El ejemplo cubano definitivamente contribuyó a desencadenar los
movimientos populares contra el neoliberalismo, particularmente en
América Latina, donde éstos se han manifestado con fuerza singular y
logrado transformar el mapa político. Impulsados por jalones como el
Caracazo (1989), la rebelión indígena de Chiapas (1994), la lucha del
Movimiento de los sin Tierra de Brasil, de los pueblos indios
bolivianos y los levantamientos plebeyos que derrocaron a presidentes
serviles a Washington en Argentina, Ecuador y Bolivia, gracias a su
eclosión surgieron un conjunto de nuevos gobiernos, heterogéneos en su
orientación ideológica pero más independientes de Estados Unidos y
favorables a la integración y unidad regional. La elección de Hugo
Chávez como presidente de Venezuela en 1998 –un fruto del Caracazo–
marcó el comienzo de este proceso, del que ha sido uno de sus adalides
más activos y dinámicos junto al boliviano Evo Morales y al
ecuatoriano Rafael Correa, siempre con la solidaridad de Cuba.

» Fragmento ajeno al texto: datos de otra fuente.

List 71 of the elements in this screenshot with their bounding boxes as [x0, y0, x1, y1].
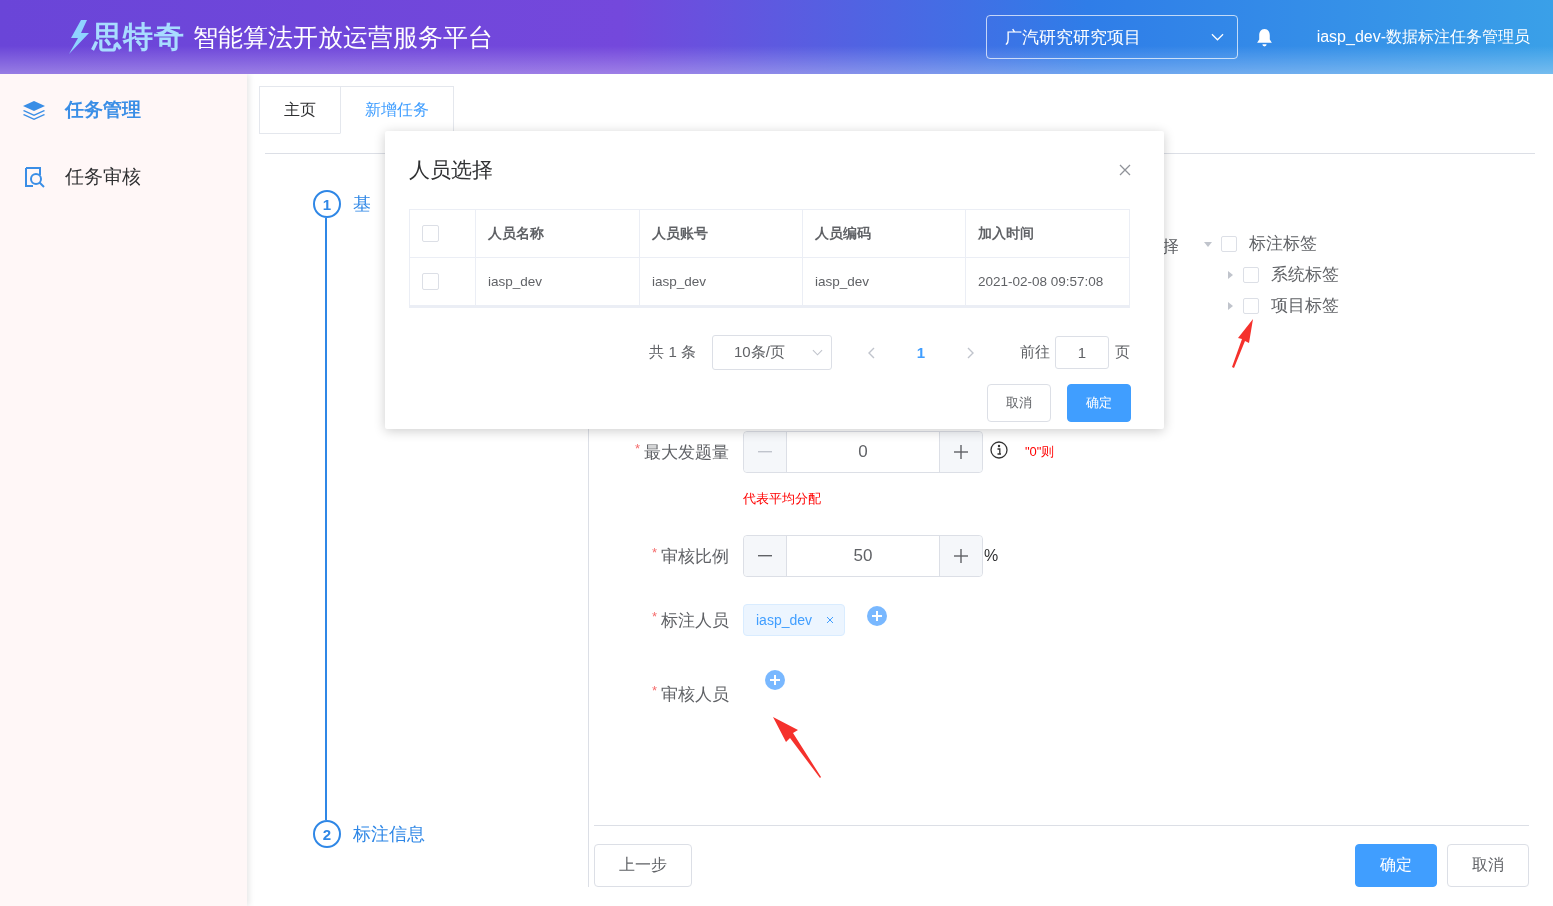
required-asterisk: *	[634, 441, 640, 456]
plus-icon	[954, 549, 968, 563]
total-count: 共 1 条	[649, 343, 696, 362]
hint-text: 代表平均分配	[743, 490, 822, 508]
expand-arrow-icon[interactable]	[1204, 239, 1212, 248]
dialog-title: 人员选择	[409, 157, 493, 183]
chevron-down-icon	[1210, 33, 1224, 41]
step-label: 基	[353, 193, 371, 216]
add-icon[interactable]	[867, 606, 888, 626]
next-page-icon[interactable]	[967, 346, 974, 359]
increase-button[interactable]	[939, 536, 982, 576]
field-label: 最大发题量	[644, 442, 729, 464]
sidebar-item[interactable]: 任务审核	[0, 155, 247, 199]
bell-icon[interactable]	[1255, 27, 1273, 47]
cancel-button[interactable]: 取消	[1447, 844, 1529, 887]
number-input[interactable]: 50	[743, 535, 983, 577]
goto-label: 前往	[1020, 343, 1050, 362]
decrease-button[interactable]	[744, 536, 787, 576]
logo-text: 思特奇	[92, 18, 185, 55]
table-cell: iasp_dev	[488, 274, 543, 289]
checkbox[interactable]	[1243, 266, 1259, 283]
field-label: 审核比例	[661, 546, 729, 568]
column-header: 人员名称	[488, 224, 544, 243]
table-cell: iasp_dev	[652, 274, 707, 289]
page-unit-label: 页	[1115, 343, 1130, 362]
page-size-select[interactable]: 10条/页	[712, 335, 832, 370]
info-icon[interactable]	[990, 441, 1008, 459]
field-label: 审核人员	[661, 684, 729, 706]
close-icon[interactable]	[826, 616, 835, 624]
tab[interactable]: 主页	[259, 86, 341, 134]
checkbox[interactable]	[1243, 297, 1259, 314]
tree-item-label[interactable]: 项目标签	[1271, 294, 1339, 317]
required-asterisk: *	[651, 683, 657, 698]
expand-arrow-icon[interactable]	[1226, 301, 1234, 310]
required-asterisk: *	[651, 609, 657, 624]
increase-button[interactable]	[939, 432, 982, 472]
platform-title: 智能算法开放运营服务平台	[193, 21, 493, 53]
minus-icon	[758, 555, 772, 557]
step-label: 标注信息	[353, 823, 425, 846]
tree-item-label[interactable]: 标注标签	[1249, 232, 1317, 255]
previous-page-icon[interactable]	[868, 346, 875, 359]
step-number: 1	[313, 190, 341, 218]
checkbox[interactable]	[1221, 235, 1237, 252]
checkbox[interactable]	[422, 273, 439, 290]
number-input[interactable]: 0	[743, 431, 983, 473]
required-asterisk: *	[651, 545, 657, 560]
checkbox[interactable]	[422, 225, 439, 242]
arrow-drawing	[772, 716, 822, 780]
page-input[interactable]: 1	[1055, 336, 1109, 369]
close-icon[interactable]	[1119, 164, 1131, 176]
document-search-icon	[22, 166, 46, 188]
project-select[interactable]: 广汽研究研究项目	[985, 15, 1238, 59]
plus-icon	[954, 445, 968, 459]
minus-icon	[758, 451, 772, 453]
table-cell: iasp_dev	[815, 274, 870, 289]
step-number: 2	[313, 820, 341, 848]
add-icon[interactable]	[765, 670, 785, 690]
cancel-button[interactable]: 取消	[987, 384, 1051, 422]
unit-label: %	[984, 547, 999, 565]
layers-icon	[22, 99, 46, 121]
hint-text: "0"则	[1025, 443, 1055, 461]
chevron-down-icon	[812, 349, 823, 356]
previous-button[interactable]: 上一步	[594, 844, 692, 887]
column-header: 人员编码	[815, 224, 871, 243]
expand-arrow-icon[interactable]	[1226, 270, 1234, 279]
column-header: 加入时间	[978, 224, 1034, 243]
field-label: 标注人员	[661, 610, 729, 632]
tree-item-label[interactable]: 系统标签	[1271, 263, 1339, 286]
column-header: 人员账号	[652, 224, 708, 243]
arrow-drawing	[1230, 317, 1256, 369]
table-cell: 2021-02-08 09:57:08	[978, 274, 1104, 289]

Algunos de los nuevos gobiernos se han destacado por reivindicar la
soberanía popular mediante procesos constituyentes de honda raíz
democrática, a la vez que proceden al control por la nación de los
recursos naturales, privilegian lo público sobre lo privado,
instrumentan políticas económicas antineoliberales y solidarias, se
distancian del libre mercado, fortalecen la acción del Estado como
redistribuidor de la riqueza con orientación social y validan los
derechos de los pueblos indígenas y afrodescendientes, incluyendo
formas de autorganización autonómica. Son los casos de Venezuela,
Bolivia y Ecuador. En los dos primeros, Estados Unidos y las
oligarquías, enfrentados a los pueblos movilizados, han desplegado ya
reiterados planes por desestabilizar el nuevo orden y recurrido al
golpe de Estado o su intento pero a diferencia de otros tiempos han
sufrido duros reveses.

Fue este el contexto que hizo posible el rechazo al Alca ante las
mismas narices de George W. Bush en la Cumbre de las Américas
celebrada en Mar del Plata; el surgimiento de Unasur y su posterior
freno al golpismo separatista patrocinado por Washington en Bolivia;
la fundación del Alba, de Petrocaribe y el rechazo por el Grupo de Río
a la agresión yanqui-uribista contra Ecuador, entre otros desarrollos.
Como colofón, la triple cumbre latinocaribeña de Bahía de Sauipe, en
Brasil significó un importante paso de avance hacia la integración
solidaria latinoamericana al margen de Estados Unidos que exigió poner
fin al bloqueo a Cuba, acogida a plenitud por el concierto de
gobiernos de la región en la persona de Raúl Castro. El liderazgo y el
consenso de que goza Lula influyeron mucho en el éxito de la cita,
apoyados por el peso geopolítico de Brasil. La triple cumbre clausuró
definitivamente el capítulo del aislamiento de La Habana en América
Latina al punto que Barak Obama corre el riesgo de defraudar
prematuramente las expectativas que ha levantado en la región si no
hace pronto algo verdaderamente sustantivo por cambiar la política
agresiva de Washington hacia la isla e iniciar en serio el
levantamiento del bloqueo.

Cuba, que ha luchado incansablemente por la liberación de América
Latina y la unidad de sus pueblos desde el triunfo de su revolución en
1959 y ha sido un actor protagónico en la configuración de la nueva
realidad política de la región a la que ha brindado, además de su
ejemplo, el importante concurso de sus médicos, sus maestros, su
experiencia y el privilegio de contar con la sabiduría política de
Fidel Castro, libra a la vez importantes batallas internas. Enfrenta
múltiples y colosales desafíos en diversas esferas que han sido
planteados muy claramente por Fidel y Raúl, en particular desde el
trascendental discurso que pronunciara el primero en la Universidad de
La Habana en octubre de 2005. En resumen, se trata de contradicciones
que obstaculizan el camino revolucionario emprendido en el Moncada,
cuya exitosa solución radica en el difícil empeño de combinar la
resistencia con el rediseño y renovación a fondo de su opción
socialista en la amenazadora cercanía de su poderoso vecino. Allí la
nueva esperanza.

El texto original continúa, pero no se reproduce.